Building a Private Cloud: Experimenting with GlusterFS

I've had this nagging desire for how I *want* cloud computing to manifest in my day to day life. I currently spend my workday on a desktop computer with a pile of storage, and then make use of an Android tablet for couch surfing and an Android phone when out of the house. I rent a small virtual private server for my web hosting needs, and make use of Amazon S3 for encrypted backups of about 10 gigs of my most critical personal data.

I'll come right out and say I love Google's applications. Having my mail / documents / calendar available on all those devices and any other system I log into via a browser is immensely valuable to me. There is however an obvious problem, that is a lot of personal data now in the hands of a very large corporation, within reach of the US government should they decide they want a look at it. I have no guarantees what it will be used for, how safe it's being protected, who within those organizations is taking a peek, etc. A big part of our lives trickles out into our digital footprint and, just as I wouldn't want anyone rummaging around inside my head, I'd like to have a similar sense of security for my data.

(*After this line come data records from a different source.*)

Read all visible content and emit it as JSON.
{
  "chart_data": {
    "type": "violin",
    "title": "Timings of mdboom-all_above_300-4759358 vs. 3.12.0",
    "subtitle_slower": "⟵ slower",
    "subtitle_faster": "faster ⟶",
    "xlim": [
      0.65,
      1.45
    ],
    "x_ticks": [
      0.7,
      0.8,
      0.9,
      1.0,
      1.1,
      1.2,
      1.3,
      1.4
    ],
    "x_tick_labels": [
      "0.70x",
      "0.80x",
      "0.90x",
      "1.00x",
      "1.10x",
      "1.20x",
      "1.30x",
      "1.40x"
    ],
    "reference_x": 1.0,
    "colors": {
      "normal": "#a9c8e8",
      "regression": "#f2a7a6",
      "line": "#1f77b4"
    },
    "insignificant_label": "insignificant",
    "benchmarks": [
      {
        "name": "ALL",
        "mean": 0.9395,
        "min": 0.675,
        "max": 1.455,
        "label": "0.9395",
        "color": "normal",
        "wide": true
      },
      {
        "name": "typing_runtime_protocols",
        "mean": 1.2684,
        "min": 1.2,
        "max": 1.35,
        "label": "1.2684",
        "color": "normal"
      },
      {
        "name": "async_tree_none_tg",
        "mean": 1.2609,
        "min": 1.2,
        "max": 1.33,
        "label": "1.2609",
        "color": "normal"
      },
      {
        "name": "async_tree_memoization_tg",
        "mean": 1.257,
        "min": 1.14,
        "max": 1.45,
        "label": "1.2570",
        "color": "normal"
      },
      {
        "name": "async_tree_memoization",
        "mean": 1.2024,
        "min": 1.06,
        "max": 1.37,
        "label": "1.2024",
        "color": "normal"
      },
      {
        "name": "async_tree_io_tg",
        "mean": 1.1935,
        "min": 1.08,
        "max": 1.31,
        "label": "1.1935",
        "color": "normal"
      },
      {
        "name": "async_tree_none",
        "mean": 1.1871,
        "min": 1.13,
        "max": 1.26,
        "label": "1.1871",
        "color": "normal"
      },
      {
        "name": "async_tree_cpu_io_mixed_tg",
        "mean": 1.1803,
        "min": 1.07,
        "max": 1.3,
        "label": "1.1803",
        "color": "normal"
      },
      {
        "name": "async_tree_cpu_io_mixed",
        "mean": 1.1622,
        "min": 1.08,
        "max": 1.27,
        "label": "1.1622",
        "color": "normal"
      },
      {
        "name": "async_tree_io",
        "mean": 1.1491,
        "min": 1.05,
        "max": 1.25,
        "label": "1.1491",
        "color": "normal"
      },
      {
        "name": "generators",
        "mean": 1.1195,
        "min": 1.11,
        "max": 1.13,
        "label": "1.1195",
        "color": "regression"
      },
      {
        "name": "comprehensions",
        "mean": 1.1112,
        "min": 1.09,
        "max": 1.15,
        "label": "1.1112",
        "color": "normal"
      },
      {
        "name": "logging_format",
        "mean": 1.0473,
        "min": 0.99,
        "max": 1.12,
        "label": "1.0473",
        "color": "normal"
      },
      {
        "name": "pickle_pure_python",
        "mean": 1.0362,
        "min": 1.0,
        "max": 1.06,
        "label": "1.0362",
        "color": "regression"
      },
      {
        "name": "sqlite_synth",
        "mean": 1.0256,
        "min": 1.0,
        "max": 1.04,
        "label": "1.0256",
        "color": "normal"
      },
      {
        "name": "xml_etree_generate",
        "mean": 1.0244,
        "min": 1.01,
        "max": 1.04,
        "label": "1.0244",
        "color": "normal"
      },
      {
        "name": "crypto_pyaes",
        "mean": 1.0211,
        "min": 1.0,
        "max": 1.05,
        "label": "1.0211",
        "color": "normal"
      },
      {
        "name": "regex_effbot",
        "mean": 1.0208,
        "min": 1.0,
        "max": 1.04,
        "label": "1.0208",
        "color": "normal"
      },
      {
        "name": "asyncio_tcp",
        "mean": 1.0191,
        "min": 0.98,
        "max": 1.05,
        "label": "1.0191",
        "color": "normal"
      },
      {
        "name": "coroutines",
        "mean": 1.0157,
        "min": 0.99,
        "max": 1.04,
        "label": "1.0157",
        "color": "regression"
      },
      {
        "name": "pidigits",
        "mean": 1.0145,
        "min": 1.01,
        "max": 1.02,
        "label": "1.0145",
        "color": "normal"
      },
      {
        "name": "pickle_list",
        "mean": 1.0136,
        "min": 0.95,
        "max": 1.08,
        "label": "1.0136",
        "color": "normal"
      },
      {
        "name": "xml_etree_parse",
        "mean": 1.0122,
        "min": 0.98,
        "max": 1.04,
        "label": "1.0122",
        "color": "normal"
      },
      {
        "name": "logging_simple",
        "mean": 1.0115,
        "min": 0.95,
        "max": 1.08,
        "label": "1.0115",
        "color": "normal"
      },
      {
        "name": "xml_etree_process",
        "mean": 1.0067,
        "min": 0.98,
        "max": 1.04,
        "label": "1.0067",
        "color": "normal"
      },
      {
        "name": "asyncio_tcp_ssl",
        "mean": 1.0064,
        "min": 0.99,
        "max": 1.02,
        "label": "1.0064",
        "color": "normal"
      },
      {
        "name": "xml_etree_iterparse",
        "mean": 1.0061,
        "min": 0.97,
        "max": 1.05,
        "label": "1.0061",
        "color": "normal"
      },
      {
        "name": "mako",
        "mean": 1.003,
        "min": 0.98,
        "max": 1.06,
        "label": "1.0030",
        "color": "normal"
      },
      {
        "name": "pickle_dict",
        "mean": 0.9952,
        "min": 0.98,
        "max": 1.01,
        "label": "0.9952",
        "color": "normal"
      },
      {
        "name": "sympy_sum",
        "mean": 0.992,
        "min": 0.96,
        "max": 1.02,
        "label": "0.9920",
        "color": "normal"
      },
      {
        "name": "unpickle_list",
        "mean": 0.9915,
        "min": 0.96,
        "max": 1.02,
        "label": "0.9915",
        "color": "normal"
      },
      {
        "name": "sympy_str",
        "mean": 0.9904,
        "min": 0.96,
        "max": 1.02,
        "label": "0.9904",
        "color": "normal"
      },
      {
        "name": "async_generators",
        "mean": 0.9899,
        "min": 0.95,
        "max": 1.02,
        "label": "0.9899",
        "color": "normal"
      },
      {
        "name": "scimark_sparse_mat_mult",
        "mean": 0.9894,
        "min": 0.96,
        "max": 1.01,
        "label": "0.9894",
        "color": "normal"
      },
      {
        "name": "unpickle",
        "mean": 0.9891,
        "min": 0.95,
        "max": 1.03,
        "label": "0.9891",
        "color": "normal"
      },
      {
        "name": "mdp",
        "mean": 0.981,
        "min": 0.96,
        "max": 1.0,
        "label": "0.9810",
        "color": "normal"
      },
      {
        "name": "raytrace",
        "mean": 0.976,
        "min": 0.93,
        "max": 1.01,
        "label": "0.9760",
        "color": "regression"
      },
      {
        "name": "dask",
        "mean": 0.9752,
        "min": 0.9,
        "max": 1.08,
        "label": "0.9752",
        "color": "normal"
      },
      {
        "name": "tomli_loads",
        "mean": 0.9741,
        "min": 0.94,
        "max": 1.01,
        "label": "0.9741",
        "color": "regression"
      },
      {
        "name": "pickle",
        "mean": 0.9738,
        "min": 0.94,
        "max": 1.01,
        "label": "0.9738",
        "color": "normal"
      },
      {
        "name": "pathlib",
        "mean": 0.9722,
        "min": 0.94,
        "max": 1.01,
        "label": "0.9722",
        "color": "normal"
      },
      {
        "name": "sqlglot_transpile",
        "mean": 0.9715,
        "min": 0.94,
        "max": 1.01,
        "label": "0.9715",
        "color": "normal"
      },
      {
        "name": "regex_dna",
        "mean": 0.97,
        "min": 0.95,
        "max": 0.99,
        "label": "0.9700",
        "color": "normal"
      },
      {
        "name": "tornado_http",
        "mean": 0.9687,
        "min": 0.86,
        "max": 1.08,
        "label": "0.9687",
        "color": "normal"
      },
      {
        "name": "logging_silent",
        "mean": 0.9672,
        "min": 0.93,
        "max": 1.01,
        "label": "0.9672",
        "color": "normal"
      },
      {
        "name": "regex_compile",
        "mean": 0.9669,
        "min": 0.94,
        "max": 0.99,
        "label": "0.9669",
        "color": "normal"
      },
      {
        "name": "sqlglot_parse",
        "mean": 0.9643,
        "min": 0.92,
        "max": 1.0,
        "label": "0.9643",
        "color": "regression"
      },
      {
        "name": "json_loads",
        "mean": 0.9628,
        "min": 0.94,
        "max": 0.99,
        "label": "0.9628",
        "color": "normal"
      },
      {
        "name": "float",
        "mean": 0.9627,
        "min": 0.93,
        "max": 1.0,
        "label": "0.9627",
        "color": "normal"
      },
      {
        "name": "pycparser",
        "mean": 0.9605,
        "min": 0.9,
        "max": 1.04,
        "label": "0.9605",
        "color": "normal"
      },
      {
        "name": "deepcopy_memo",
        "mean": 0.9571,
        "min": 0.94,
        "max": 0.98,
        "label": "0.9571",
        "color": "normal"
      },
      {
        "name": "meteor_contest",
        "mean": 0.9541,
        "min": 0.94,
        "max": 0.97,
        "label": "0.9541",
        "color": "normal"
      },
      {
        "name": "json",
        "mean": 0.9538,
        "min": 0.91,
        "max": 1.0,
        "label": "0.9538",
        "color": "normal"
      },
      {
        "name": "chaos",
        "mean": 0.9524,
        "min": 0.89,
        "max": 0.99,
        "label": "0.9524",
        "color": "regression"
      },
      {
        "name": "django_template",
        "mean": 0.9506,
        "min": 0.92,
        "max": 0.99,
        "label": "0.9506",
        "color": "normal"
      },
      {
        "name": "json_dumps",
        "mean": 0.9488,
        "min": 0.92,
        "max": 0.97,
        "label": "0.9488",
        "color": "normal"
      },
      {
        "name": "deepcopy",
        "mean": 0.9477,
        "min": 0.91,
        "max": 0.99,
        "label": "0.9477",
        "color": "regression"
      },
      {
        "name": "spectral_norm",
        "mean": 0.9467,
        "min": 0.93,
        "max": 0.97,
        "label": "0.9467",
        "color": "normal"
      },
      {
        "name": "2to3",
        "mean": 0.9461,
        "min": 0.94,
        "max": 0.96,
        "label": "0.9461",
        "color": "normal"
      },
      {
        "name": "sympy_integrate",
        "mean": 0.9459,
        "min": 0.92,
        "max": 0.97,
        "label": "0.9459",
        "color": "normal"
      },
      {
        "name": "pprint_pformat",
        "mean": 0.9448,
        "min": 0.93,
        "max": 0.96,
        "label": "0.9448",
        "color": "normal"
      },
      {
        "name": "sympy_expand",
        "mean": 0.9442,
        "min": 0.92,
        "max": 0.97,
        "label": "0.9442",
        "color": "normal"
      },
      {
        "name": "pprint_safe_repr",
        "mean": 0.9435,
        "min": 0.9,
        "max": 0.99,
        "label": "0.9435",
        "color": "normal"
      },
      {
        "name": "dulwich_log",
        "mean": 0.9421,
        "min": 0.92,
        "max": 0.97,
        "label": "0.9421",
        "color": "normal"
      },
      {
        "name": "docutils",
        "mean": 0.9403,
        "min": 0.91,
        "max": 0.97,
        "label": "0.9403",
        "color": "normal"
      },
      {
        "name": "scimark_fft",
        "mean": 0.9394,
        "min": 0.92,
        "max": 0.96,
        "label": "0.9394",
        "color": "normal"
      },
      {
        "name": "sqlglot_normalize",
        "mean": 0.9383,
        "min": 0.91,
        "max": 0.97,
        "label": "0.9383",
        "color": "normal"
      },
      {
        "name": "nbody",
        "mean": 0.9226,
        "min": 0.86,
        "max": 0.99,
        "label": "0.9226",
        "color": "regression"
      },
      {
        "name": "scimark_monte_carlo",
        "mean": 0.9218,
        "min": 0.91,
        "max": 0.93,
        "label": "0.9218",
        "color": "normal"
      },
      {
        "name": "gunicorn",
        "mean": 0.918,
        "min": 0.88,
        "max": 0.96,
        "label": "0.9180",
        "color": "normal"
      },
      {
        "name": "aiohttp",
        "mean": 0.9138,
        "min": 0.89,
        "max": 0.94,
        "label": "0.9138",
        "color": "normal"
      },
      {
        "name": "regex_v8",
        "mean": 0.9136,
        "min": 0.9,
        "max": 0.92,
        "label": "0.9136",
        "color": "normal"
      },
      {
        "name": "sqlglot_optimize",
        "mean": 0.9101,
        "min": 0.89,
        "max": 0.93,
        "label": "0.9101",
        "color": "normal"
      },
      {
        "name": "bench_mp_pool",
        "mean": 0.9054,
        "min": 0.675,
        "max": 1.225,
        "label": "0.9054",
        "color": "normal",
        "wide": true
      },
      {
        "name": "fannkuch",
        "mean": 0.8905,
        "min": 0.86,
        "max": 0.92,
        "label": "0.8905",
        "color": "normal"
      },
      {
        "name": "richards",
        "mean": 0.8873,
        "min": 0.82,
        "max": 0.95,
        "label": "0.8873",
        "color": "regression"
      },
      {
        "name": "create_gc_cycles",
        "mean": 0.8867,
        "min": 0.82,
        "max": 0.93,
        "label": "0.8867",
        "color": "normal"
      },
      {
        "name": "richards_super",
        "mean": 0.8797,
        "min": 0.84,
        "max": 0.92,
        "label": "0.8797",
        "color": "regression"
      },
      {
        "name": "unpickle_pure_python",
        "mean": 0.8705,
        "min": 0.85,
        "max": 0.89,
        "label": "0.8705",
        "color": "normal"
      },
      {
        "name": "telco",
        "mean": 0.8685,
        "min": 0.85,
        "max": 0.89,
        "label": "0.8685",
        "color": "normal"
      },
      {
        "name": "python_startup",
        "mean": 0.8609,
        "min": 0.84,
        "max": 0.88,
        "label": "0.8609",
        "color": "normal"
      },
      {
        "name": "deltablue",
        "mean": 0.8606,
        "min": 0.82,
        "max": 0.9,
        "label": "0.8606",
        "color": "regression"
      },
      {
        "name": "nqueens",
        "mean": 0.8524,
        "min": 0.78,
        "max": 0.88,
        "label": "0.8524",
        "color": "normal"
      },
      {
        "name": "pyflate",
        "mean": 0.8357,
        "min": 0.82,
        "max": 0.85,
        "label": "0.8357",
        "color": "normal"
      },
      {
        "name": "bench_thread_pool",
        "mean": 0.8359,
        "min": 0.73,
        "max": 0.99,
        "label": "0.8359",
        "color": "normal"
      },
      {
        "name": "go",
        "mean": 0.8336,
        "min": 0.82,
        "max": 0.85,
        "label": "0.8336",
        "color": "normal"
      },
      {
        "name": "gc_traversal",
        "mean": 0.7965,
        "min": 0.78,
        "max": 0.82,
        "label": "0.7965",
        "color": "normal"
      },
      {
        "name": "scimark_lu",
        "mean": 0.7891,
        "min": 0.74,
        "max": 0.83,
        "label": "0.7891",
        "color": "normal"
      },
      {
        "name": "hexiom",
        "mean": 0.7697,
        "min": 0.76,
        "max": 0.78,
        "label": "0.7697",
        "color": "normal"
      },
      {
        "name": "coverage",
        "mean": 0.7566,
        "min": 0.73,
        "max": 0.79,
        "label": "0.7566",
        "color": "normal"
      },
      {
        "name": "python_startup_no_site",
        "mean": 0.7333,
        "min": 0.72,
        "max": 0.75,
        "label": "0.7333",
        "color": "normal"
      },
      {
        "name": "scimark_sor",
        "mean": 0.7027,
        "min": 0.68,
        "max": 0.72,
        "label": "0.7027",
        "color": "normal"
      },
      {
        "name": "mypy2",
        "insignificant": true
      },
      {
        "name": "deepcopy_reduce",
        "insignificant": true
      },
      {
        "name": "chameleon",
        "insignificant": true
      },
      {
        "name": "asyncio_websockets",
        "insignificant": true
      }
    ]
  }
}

In a perfect world, I'd like my own personal cloud solution, globally accessible on any of my devices, but secured and backed by encrypted storage such that no corporation or government has access to it. Something I could run on a server myself, or lease a solution for but with the knowledge that the provider didn't have access to that data.

This could obviously be a huge undertaking, but in the interest of starting small and simple, I wanted to first poke around with distributed file storage. Being a Fedora user and Red Hat employee (full disclosure), GlusterFS was the first thing to come to mind.

Gluster appears to be readily available in Fedora 17. With the following packages installed:


glusterfs-3.2.5-6.fc16.x86_64
glusterfs-server-3.2.5-6.fc16.x86_64
glusterfs-fuse-3.2.5-6.fc16.x86_64

I was able to start the server without any configuration changes:


$ service glusterd start

You'll want to make sure correct ports are open on your firewall, in my case I just shut it down but the gluster docs cover what needs to be done quite nicely.

Naturally you'd eventually be adding more trusted servers, but it appears doing the above automatically knows that the local server is available for storage. The next step was to create a volume, starting with just a distributed configuration (even though I think I'd ultimately want replicated):


$ mkdir /cloudfs
$ gluster volume create test-volume transport tcp kramer.local.rm-rf.ca:/cloudfs
Creation of volume test-volume has been successful. Please start the volume to access data.
$ gluster volume start test-volume

And now to mount that volume and make use of it:


$ mount -t glusterfs myserver:/test-volume /cloudfs-mounted

This appears to be all there is to it.


$ cp anaconda-ks.cfg /cloudfs-mounted
$ ls /cloudfs
anaconda-ks.cfg

I was able to repeat the mount step on another system and have access to the exact same data. So it was possible to setup a network filesystem in just a few minutes, which frankly I was rather impressed with.

Clearly there is no authentication in play here and the data is not encrypted on the gluster servers. The only security here is provided by the firewall rules, and I don't think anything is encrypted during transmission either. Solutions for this sound like they're on the way, and I'm also going to try to keep an eye on HekaFS, which sounds like exactly the end result I want.

Overall I'm quite please with what I'm seeing so far. Going to experiment with setting up a replicated volume for local backups for my wife's laptop and such and see how it goes from there.

With something up and running, the next big question on my mind is how could I get at this from an Android device?